Humanity May Be Alone In The Universe -

Humanity May Be Alone In The Universe

There may never have been another intelligent, technologically advanced alien species in the entire history of the Universe. Last week, in the New York Times, scientist Adam Frank emphatically wrote that Yes, There Have Been Aliens, concluding that given all the potentially habitable worlds we know must be out there from our astrophysical discoveries, intelligent life must have arisen.
What he fails to account for, however, is the magnitude of the unknowns that abiogenesis, evolution, long-term habitability and other factors bring into the equation. Although it's true that there are an astronomical number of possibilities for intelligent, technologically advanced lifeforms, the huge uncertainties make it a very real possibility that humans are the only spacefaring aliens our Universe has ever known.

Back in 1961, scientist Frank Drake came up with the first equation to predict how many spacefaring civilizations there were in the Universe today. He relied on a series of unknown quantities that he could make estimates for, and ultimately arrive at how many technologically advanced alien species there were, at present, in both our galaxy and our observable Universe right now. With the advances of the last 55 years, many of those quantities we once could only estimate via guesswork can now be known to an incredible degree of precision.For starters, our understanding of the size and scale of the Universe has increased dramatically. We now know, thanks to observations made with space-based and ground-based observatories covering the full spectrum of the electromagnetic wavelengths, how big the Universe is and how many galaxies there are within it. We have a much better understanding of star formation and how stars work, and so when we look out into the grand abyss of deep space, we can calculate how many stars there are out there in the Universe, both now and over the entire cosmic history since the Big Bang.

That number is huge -- somewhere close to 10^24 -- and it represents the number of chances the Universe has had, over the past 13.8 billion years, to produce life like ours.We used to wonder how many of those stars had planets around them, how many of those planets were rocky and capable of having atmospheres like our own, and how many of them were the right distances from their stars to have liquid water on their surfaces. For innumerable generations, this was something we only wondered about. But thanks to huge advances in exoplanet studies, most spectacularly with the advent of NASA's Kepler spacecraft, we've learned so much about what's out there, including that:
  • somewhere between 80-100% of stars have planets or planetary system orbiting them,
  • approximately 20-25% of those systems have a planet in their star's "habitable zone," or the right location for liquid water to form on their surface,
  • and approximately 10-20% of those planets are Earth-like in size and mass.

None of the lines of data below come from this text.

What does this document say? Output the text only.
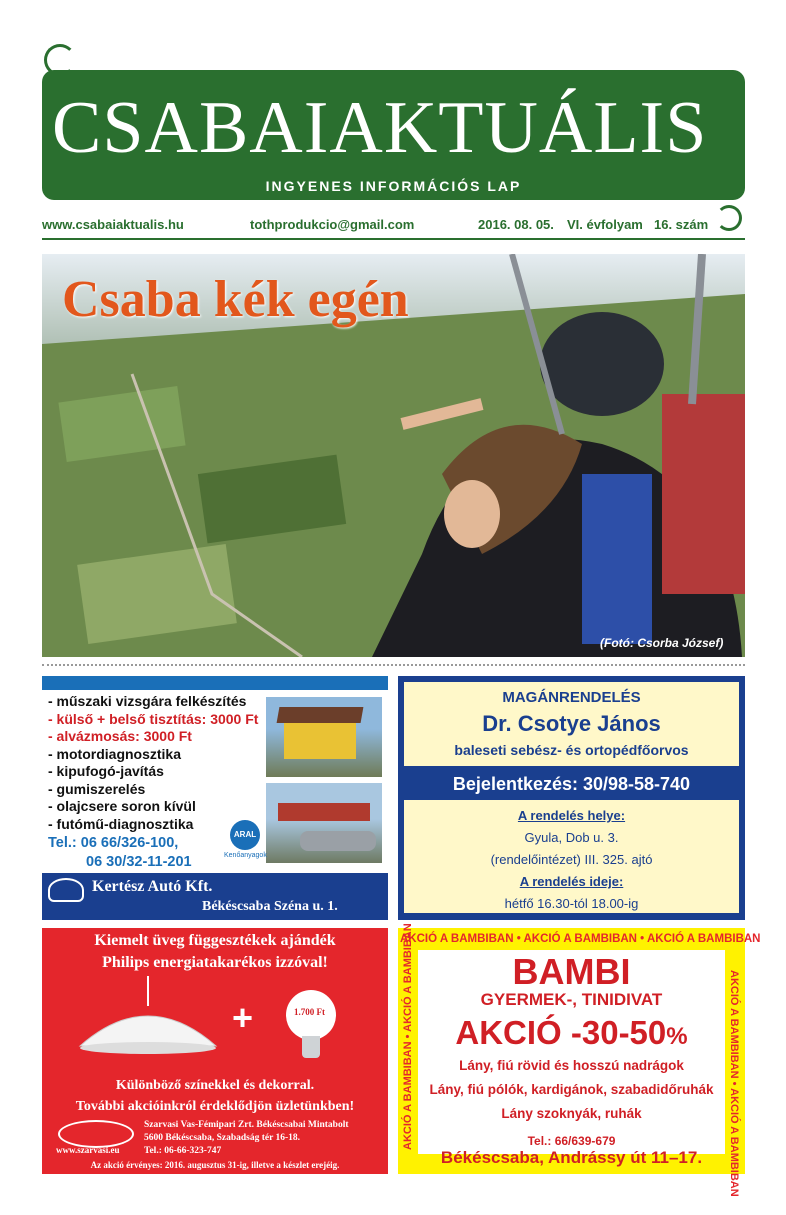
CSABAIAKTUÁLIS
INGYENES INFORMÁCIÓS LAP
www.csabaiaktualis.hu	tothprodukcio@gmail.com	2016. 08. 05. VI. évfolyam 16. szám
Csaba kék egén
(Fotó: Csorba József)
- műszaki vizsgára felkészítés
- külső + belső tisztítás: 3000 Ft
- alvázmosás: 3000 Ft
- motordiagnosztika
- kipufogó-javítás
- gumiszerelés
- olajcsere soron kívül
- futómű-diagnosztika
ARAL
Kenőanyagok
Tel.: 06 66/326-100,
06 30/32-11-201
Kertész Autó Kft.
Békéscsaba Széna u. 1.
MAGÁNRENDELÉS
Dr. Csotye János
baleseti sebész- és ortopédfőorvos
Bejelentkezés: 30/98-58-740
A rendelés helye:
Gyula, Dob u. 3.
(rendelőintézet) III. 325. ajtó
A rendelés ideje:
hétfő 16.30-tól 18.00-ig
Kiemelt üveg függesztékek ajándék
Philips energiatakarékos izzóval!
+	1.700 Ft
Különböző színekkel és dekorral.
További akcióinkról érdeklődjön üzletünkben!
www.szarvasi.eu
Szarvasi Vas-Fémipari Zrt. Békéscsabai Mintabolt
5600 Békéscsaba, Szabadság tér 16-18.
Tel.: 06-66-323-747
Az akció érvényes: 2016. augusztus 31-ig, illetve a készlet erejéig.
AKCIÓ A BAMBIBAN • AKCIÓ A BAMBIBAN • AKCIÓ A BAMBIBAN
AKCIÓ A BAMBIBAN • AKCIÓ A BAMBIBAN	AKCIÓ A BAMBIBAN • AKCIÓ A BAMBIBAN
BAMBI
GYERMEK-, TINIDIVAT
AKCIÓ -30-50%
Lány, fiú rövid és hosszú nadrágok
Lány, fiú pólók, kardigánok, szabadidőruhák
Lány szoknyák, ruhák
Tel.: 66/639-679
Békéscsaba, Andrássy út 11–17.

So adding that all up, there are more than 10^22 potentially Earth-like planets out there in the Universe, with the right conditions for life on them.And even if you get there, how rare is a tool-using, technology-developing, rocket ship-launching species like a human? Complex reptiles, birds and mammals that could be considered intelligent by many metrics have been around for tens to hundreds of millions of years, but modern humans came about less than one million years ago, and we only became what we'd consider "technologically advanced" in the last century or two. Is there a 10% chance that if you make it through the previous step, you get to a spacefaring civilization? Or is that more like one-in-a-thousand, one-in-a-million, one-in-a-trillion or even worse?The truth of the matter is, this: we don't know. We know the Universe gives intelligent life a very large number of chances, on the order of 10^22. And we know that there's only a small probability of going from a chance at life to a spacefaring, technologically advanced civilization. What we don't know is whether that chance is something like 10^-3, 10^-20, 10^-50, or any number in between (or even worse). We know that life like humans arose once, at least, so the probability must be non-zero. But beyond that? We need data. And no amount of speculation or pronouncements will substitute for that information; we've got to find it to know. Anything else, despite what the New York Times claims, is nothing more than guesswork.